LUIZ ANTONIO FLEURY FILHO

SIM
A CPI veio mostrar a necessidade de alterar os pontos mais vulneráveis da política brasileira
O próprio desenrolar da CPI é a melhor prova da mudança dos costumes políticos brasileiros. Em outros tempos, ela talvez nem chegasse a ser constituída. Se fosse, não prosperaria. Se prosperasse, seria interrompida ou abafada sob este ou aquele pretexto. E, ao final, cairia no esquecimento sem que os eventuais culpados fossem identificados e muito menos punidos.
Que se compare, agora, esse roteiro sombrio com a realidade de transparência, clareza, correção e equilíbrio que cercou os trabalhos da CPI. A conclusão não há de ser outra. A CPI não é causa e sim decorrência da mudança dos costumes políticos brasileiros.
O caso, aliás, já não é único. A CPI do Orçamento tem como precedente a CPI do governo Collor. Também naquela ocasião o número inicial de céticos superava o de otimistas e ao final surpreenderam-se todos com o alcance dos resultados.
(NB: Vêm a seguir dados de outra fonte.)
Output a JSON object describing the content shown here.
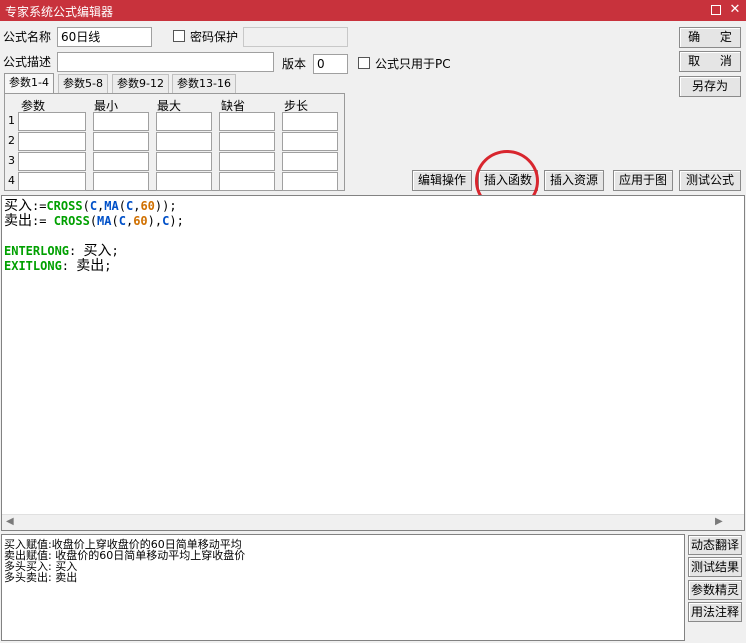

Claro está que uma alteração dessa profundidade acarreta certa dose de sofrimento. Nas reportagens sobre a CPI, vimos tentativas de explicação que não convenceram, a humilhação de homens poderosos, a decepção de eleitores. Houve até quem tomasse a CPI como ameaça à classe política. Alegou-se que o acúmulo de acusações poderia levar a uma generalização abusiva, colocando no mesmo saco todos os políticos, culpados ou inocentes.
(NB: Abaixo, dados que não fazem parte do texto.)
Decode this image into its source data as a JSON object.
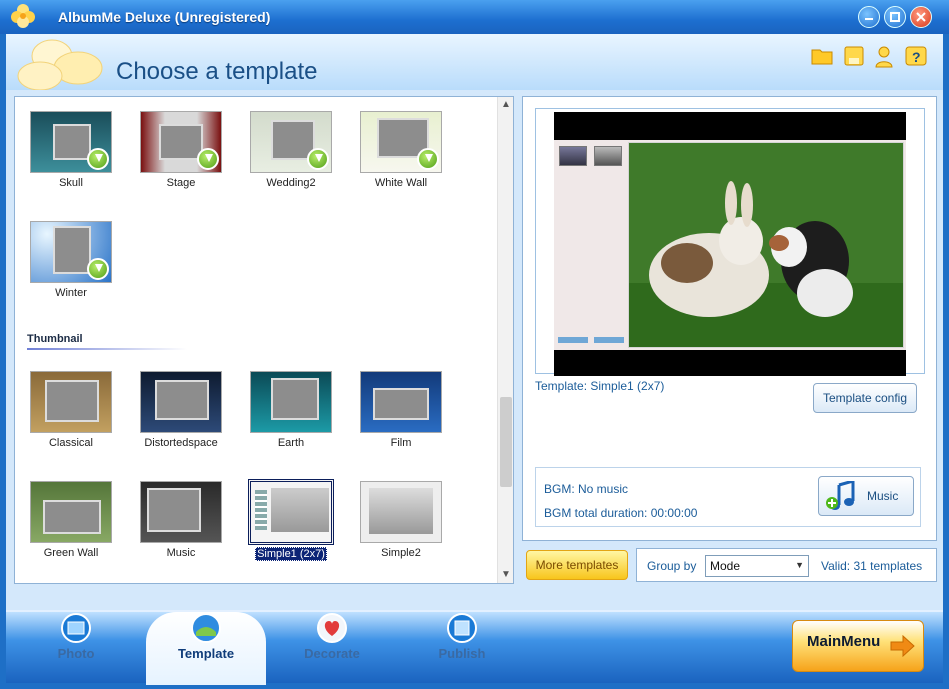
{
  "window": {
    "title": "AlbumMe Deluxe (Unregistered)"
  },
  "header": {
    "title": "Choose a template"
  },
  "templates": {
    "downloadable": [
      {
        "label": "Skull",
        "bg": "#24606d"
      },
      {
        "label": "Stage",
        "bg": "#6a1c1c"
      },
      {
        "label": "Wedding2",
        "bg": "#d9dfd2"
      },
      {
        "label": "White Wall",
        "bg": "#e9f0d6"
      },
      {
        "label": "Winter",
        "bg": "#2e7ccf"
      }
    ],
    "section_title": "Thumbnail",
    "thumbnail": [
      {
        "label": "Classical",
        "bg": "#5a4a2c"
      },
      {
        "label": "Distortedspace",
        "bg": "#1b2a44"
      },
      {
        "label": "Earth",
        "bg": "#0e6a74"
      },
      {
        "label": "Film",
        "bg": "#1c4c9a"
      },
      {
        "label": "Green Wall",
        "bg": "#6d8e4a"
      },
      {
        "label": "Music",
        "bg": "#3a3a3a"
      },
      {
        "label": "Simple1 (2x7)",
        "bg": "#f2f2f2",
        "selected": true
      },
      {
        "label": "Simple2",
        "bg": "#f2f2f2"
      }
    ]
  },
  "preview": {
    "template_label": "Template:  Simple1 (2x7)",
    "template_config_label": "Template config",
    "bgm": "BGM: No music",
    "bgm_duration": "BGM total duration: 00:00:00",
    "music_label": "Music"
  },
  "footer": {
    "more_templates_label": "More templates",
    "group_by_label": "Group by",
    "group_by_value": "Mode",
    "valid_count": "Valid: 31 templates"
  },
  "nav": {
    "tabs": [
      {
        "label": "Photo"
      },
      {
        "label": "Template"
      },
      {
        "label": "Decorate"
      },
      {
        "label": "Publish"
      }
    ],
    "mainmenu_label": "MainMenu"
  }
}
Se risco havia, conseguiu ser evitado. A CPI engrandeceu os políticos brasileiros. Alguns poucos foram desmascarados, muitos outros ganharam uma estatura maior, a começar pelo presidente da CPI, senador Jarbas Passarinho, e de seu relator, deputado Roberto Magalhães. O mérito maior da atuação desses grandes brasileiros foram a serenidade e o equilíbrio. Garantiram a todos o direito de defesa. Em momento algum permitiram que a CPI se transformasse em caça às bruxas. Se injustiças houve, foram decorrência da imperfeição natural dos julgamentos humanos.
Também saíram ganhando os partidos políticos, a começar pelo maior de todos, o PMDB. Desde o primeiro momento, seus representantes na Câmara jogaram o peso de seu prestígio e o número sempre decisivo de seus votos em favor da CPI. Um exemplo, entre muitos, de atuação impecável foi o de Roberto Rollemberg, presidente do PMDB de São Paulo. E se ao final dos trabalhos uma minoria ínfima de seus membros for considerada culpada, restar-nos-á apenas aceitar o veredicto e expulsá-los do partido. Não há alternativa. Os costumes políticos já mudaram no país. Como lição final, a CPI veio nos mostrar a necessidade urgente de alterar os pontos mais vulneráveis da legislação brasileira.
A oportunidade é agora. Na revisão constitucional, podemos adotar mecanismos que impedirão (ou ao menos dificultarão) a repetição de fatos semelhantes. A mudança nas regras da imunidade parlamentar, a quebra do sigilo bancário de todos os detentores de mandatos eletivos, a nova maneira de elaborar o orçamento, o voto distrital misto, o voto destituinte, dentre outras medidas, levarão à transparência maior no trato do dinheiro público. Mais vale prevenir do que castigar: que a corrupção fique para sempre banida do orçamento da República.